Als das Statement abgegeben ist, versucht der Vorsitzende Karl-Heinz Münzer nochmals mit Nachfragen, zur persönlichen Situation des Beschuldigten, seinen Lebensumständen und seine Lebensgefühl etwas in Erfahrung zu bringen. Nach kurzer Zeit lässt Frank – wie bereits am ersten Verhandlungstag – wieder wissen, dass sein Mandant gegenwärtig für keine spontanen Aussagen zur Verfügung stehe. Kurz vor diesem erneuten anwaltlichen Stoppsignal hatte der Angeklagte davon gesprochen, sich um die Jahreswende 1914/15 – nach einer Herzoperation und damit verbundener Arbeitsunfähigkeit – psychisch verändert zu haben. Zuvor sei alles gut gewesen.

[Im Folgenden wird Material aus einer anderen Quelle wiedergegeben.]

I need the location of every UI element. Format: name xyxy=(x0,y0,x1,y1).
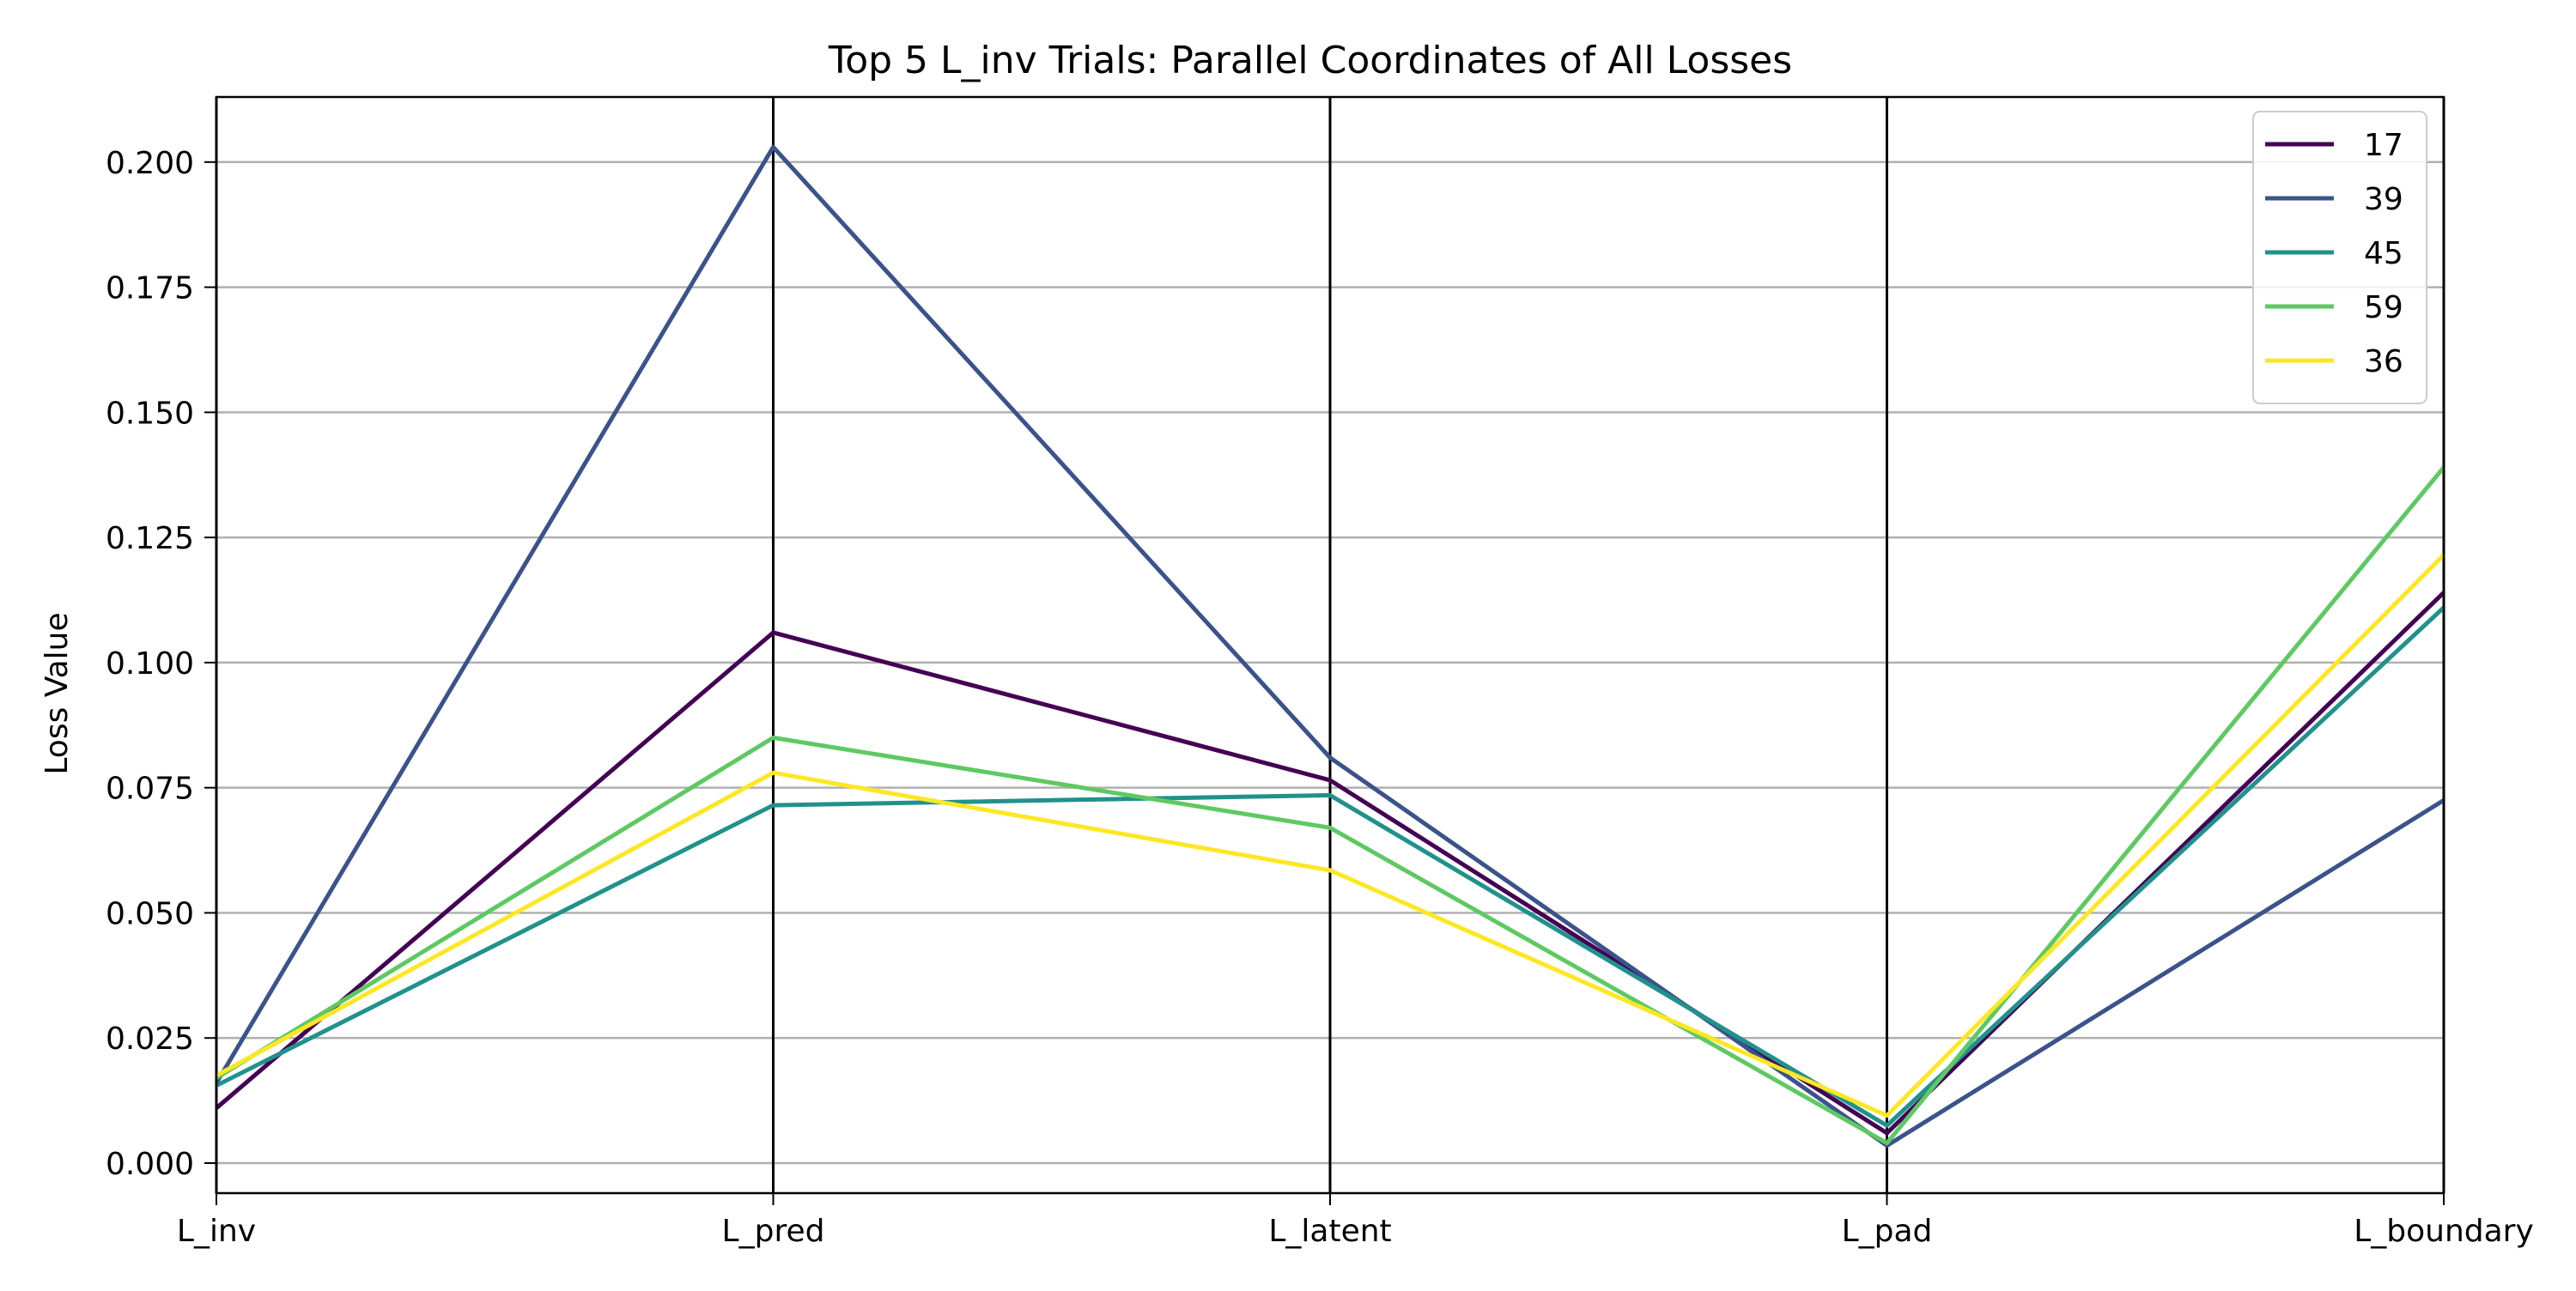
y-tick-label: 0.150 xyxy=(106,396,194,431)
y-tick-label: 0.200 xyxy=(106,146,194,181)
legend: 17 39 45 59 36 xyxy=(2252,111,2427,404)
legend-box xyxy=(2252,111,2427,404)
axes-layer xyxy=(215,97,2445,1193)
y-tick-label: 0.075 xyxy=(106,772,194,807)
legend-label: 45 xyxy=(2364,236,2403,271)
series-line-36 xyxy=(215,553,2445,1118)
y-tick-label: 0.000 xyxy=(106,1147,194,1182)
y-tick-label: 0.025 xyxy=(106,1021,194,1057)
chart-title: Top 5 L_inv Trials: Parallel Coordinates… xyxy=(828,39,1792,82)
y-axis-label: Loss Value xyxy=(39,612,75,774)
x-tick-label: L_pred xyxy=(722,1214,825,1249)
y-tick-label: 0.100 xyxy=(106,646,194,682)
legend-label: 17 xyxy=(2364,128,2403,163)
x-tick-label: L_boundary xyxy=(2354,1214,2534,1249)
y-tick-label: 0.175 xyxy=(106,271,194,306)
series-line-59 xyxy=(215,465,2445,1146)
y-tick-label: 0.050 xyxy=(106,896,194,931)
series-line-39 xyxy=(214,144,2445,1149)
x-tick-label: L_inv xyxy=(177,1214,256,1249)
x-tick-label: L_latent xyxy=(1268,1214,1391,1249)
series-line-45 xyxy=(215,605,2445,1128)
tick-labels: 0.000 0.025 0.050 0.075 0.100 0.125 0.150 0.175… xyxy=(106,146,2534,1249)
series-lines xyxy=(214,144,2445,1149)
y-tick-label: 0.125 xyxy=(106,521,194,556)
legend-label: 39 xyxy=(2364,182,2403,217)
x-tick-label: L_pad xyxy=(1842,1214,1933,1249)
legend-label: 59 xyxy=(2364,290,2403,325)
legend-label: 36 xyxy=(2364,344,2403,379)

Als die Kammer zu solchen und ähnlichen Aussagen doch nachzuhaken versucht, zum Beispiel dazu, dass die Frau bereits früher aufgrund offenbar schwieriger Lebensverhältnisse aus gemeinsamen Wohnungen ausgezogen und bei ihren Eltern untergekommen sei, blockt Anwalt Frank entschieden ab. Der Mandant soll sich möglichst nicht in Widersprüchen verheddern, scheint das dringende Ansinnen der Verteidigung zu sein.

Auch dem von Münzer gemachten Vorschlag, zu dem vom Messertäter eingeräumten seelischen Problemen den zum Prozess herbeigezogenen psychologischen Gutachter explorieren zu lassen, tritt der Anwalt strikt entgegen.

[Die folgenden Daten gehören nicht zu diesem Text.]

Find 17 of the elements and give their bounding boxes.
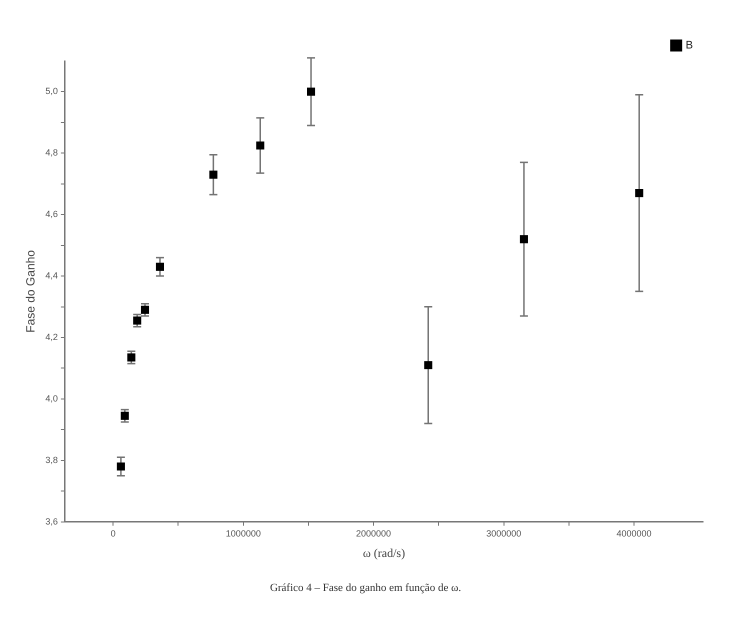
x-tick-label: 4000000: [616, 528, 652, 539]
text: Gráfico 4 – Fase do ganho em função de ω.: [268, 582, 462, 594]
x-tick-label: 3000000: [486, 528, 522, 539]
y-tick-label: 4,8: [45, 148, 58, 158]
y-tick-label: 5,0: [45, 86, 58, 96]
y-tick-label: 4,2: [45, 332, 58, 342]
y-tick-label: 3,6: [45, 516, 58, 526]
x-tick-label: 1000000: [226, 528, 261, 539]
x-tick-label: 2000000: [356, 528, 392, 539]
y-axis-title: Fase do Ganho: [24, 250, 38, 333]
y-tick-label: 4,0: [45, 393, 58, 404]
x-tick-label: 0: [110, 528, 116, 539]
y-tick-label: 4,4: [45, 270, 58, 281]
legend-label: B: [686, 40, 694, 52]
x-axis-title: ω (rad/s): [362, 546, 406, 560]
y-tick-label: 4,6: [45, 209, 58, 220]
y-tick-label: 3,8: [45, 454, 58, 465]
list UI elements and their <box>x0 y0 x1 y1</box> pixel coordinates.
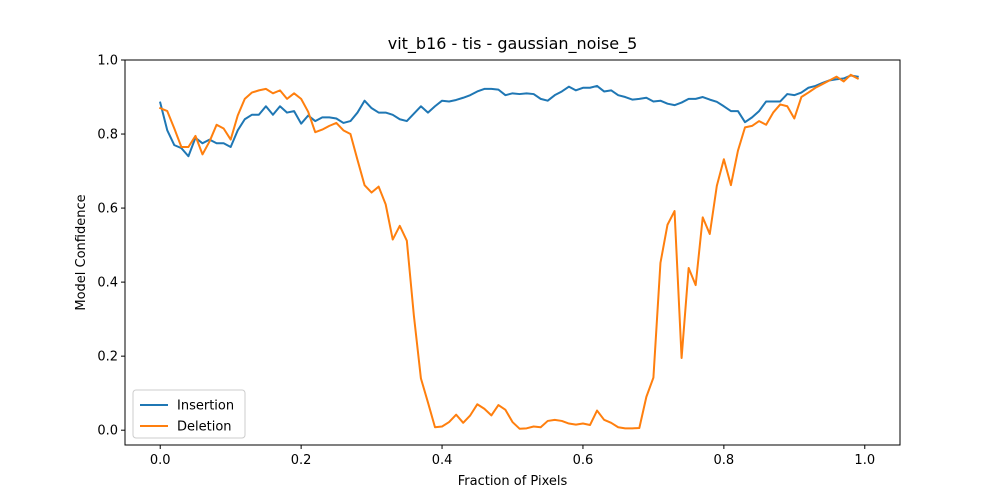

Emotionen zeigt der Angeklagte gestern, als seine Heirat im Jahr 2006 – gut zehn Jahre nach dem Kennenlernen seiner zweiten Frau, als zwei Kinder mit ihr längst auf der Welt sind – zur Sprache kommt. Kurz zuvor war seine Mutter verstorben. Er habe eigentlich nie mehr heiraten wollen. Wieso schließlich doch? Der 57-Jährige zuckt mit der Schulter.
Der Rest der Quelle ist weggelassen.